A post about a high cost index fund appeared in my twitter feed, and I gasped:


Do you know the effect of fees on your money?  It’s an important variable in your plan, and one that you control!

Felix and Freya

Felix and Freya are twins.  Since I just made them up, I’ll make them 30 years old.  They are perfectly normal and identical in every part of their lives except one:  Fees.  Felix pays them, and Freya doesn’t.

They start investing today, each saving $500 per month towards retirement.  They sink 100% of their money into S&P 500 index funds.  (And if you think you can beat an S&P 500 index fund with no fees, you should meet someone smarter than you.)

  • Freya has no fees and gets exactly the market return.
  • Felix incurs the 2.33% fee from the fund @TomGartner shared.

They’re retiring in 40 years.

Free of Fees: Freya’s Future

A graph of Value over Time for a retirement plan with no fees over forty years
Figure 1: Freya’s Retirement Plan with No Fees

Using the model based on historical real stock returns, Freya’s path over the next 40 years is likely to be similar to the graph depicted in Figure 1.  She can expect to have a little more than $1.1 million to draw from at Age 70, though her nest egg is as small as $450 thousand in the worst case scenarios and as large as nearly $3 million in the best case scenarios.

Full of Fees: Felix’s Future

A graph of Value over Time for a retirement plan with substantial fees over forty years.
Figure 2: Felix’s Retirement Plan with 2.33% in Expenses Each Year

Using the same model, but withdrawing 2.33% in fees each year, Felix should expect a dramatic drop in retirement savings.  He can expect around $630 thousand in his nest egg at Age 70.  His best case scenario of $1.4 million pales in comparison to Freya; and his worst case scenario of $290 thousand may lead to serious hardship in his later years.


Felix and Freya do the same work over their lifetimes and contribute the same amount to the retirement goals, but they will enjoy vastly different outcomes.  Here’s the difference in their account balances each year.  Take careful note that in the short term Felix’s additional costs are hardly a blip on the radar.  But over the course of an investing life time, Freya nearly doubles his money.  There is no other variable to control for in this example:  It’s all about the fees.

A graph of the cumulative cost of fees over 40 years of investing
Figure 3: How much Felix will spend on fees.

What Can You Do About Fees?

First, go look at the expense ratios for any fund you’re invested in.  Can you get the same exposure with a lower cost fund?

Second, it might be impossible or prohibitive to get out of a current investment, but you can improve your outlook by putting all future investment funds into lower cost alternatives.  You almost can’t go wrong investing in passive funds at Vanguard: I recommend the three fund portfolio which can be had for less than a tenth of one percent in fees.  If you’re restricted, perhaps by poor 401(k) options, you should still look at the fees of the available investments to improve your long term potential.

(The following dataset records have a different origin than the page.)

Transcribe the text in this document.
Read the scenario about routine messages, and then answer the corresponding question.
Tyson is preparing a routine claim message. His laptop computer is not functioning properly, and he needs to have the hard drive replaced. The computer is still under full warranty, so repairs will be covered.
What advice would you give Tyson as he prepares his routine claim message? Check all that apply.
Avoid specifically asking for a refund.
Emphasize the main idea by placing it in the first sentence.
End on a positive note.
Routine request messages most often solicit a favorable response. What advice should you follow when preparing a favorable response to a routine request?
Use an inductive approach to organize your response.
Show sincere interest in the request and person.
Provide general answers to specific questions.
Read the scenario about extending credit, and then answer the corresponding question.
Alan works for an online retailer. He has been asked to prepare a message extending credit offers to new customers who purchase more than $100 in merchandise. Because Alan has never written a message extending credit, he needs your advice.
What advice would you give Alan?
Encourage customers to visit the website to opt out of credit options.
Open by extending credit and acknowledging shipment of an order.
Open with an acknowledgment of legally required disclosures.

Third, there are good reasons to pay a financial advisor – for example if you know that you need help with the behavioral side of investing.  However, you don’t need to pay fees to stick to a simple plan: Know the value of a high savings rate and invest in the whole stock market at the lowest cost possible.

The magic of compounding works for you with returns on investment and against you in exactly the same way with costs. To a large extent, you can’t control the returns you receive, but you can and should control your costs. With apologies, I have to end this post with: It’s your choice, FREEdom or FEE(dumb)*.


*I have some regrets in life, but I’ll go to my grave defending horrible word play and hacky puns.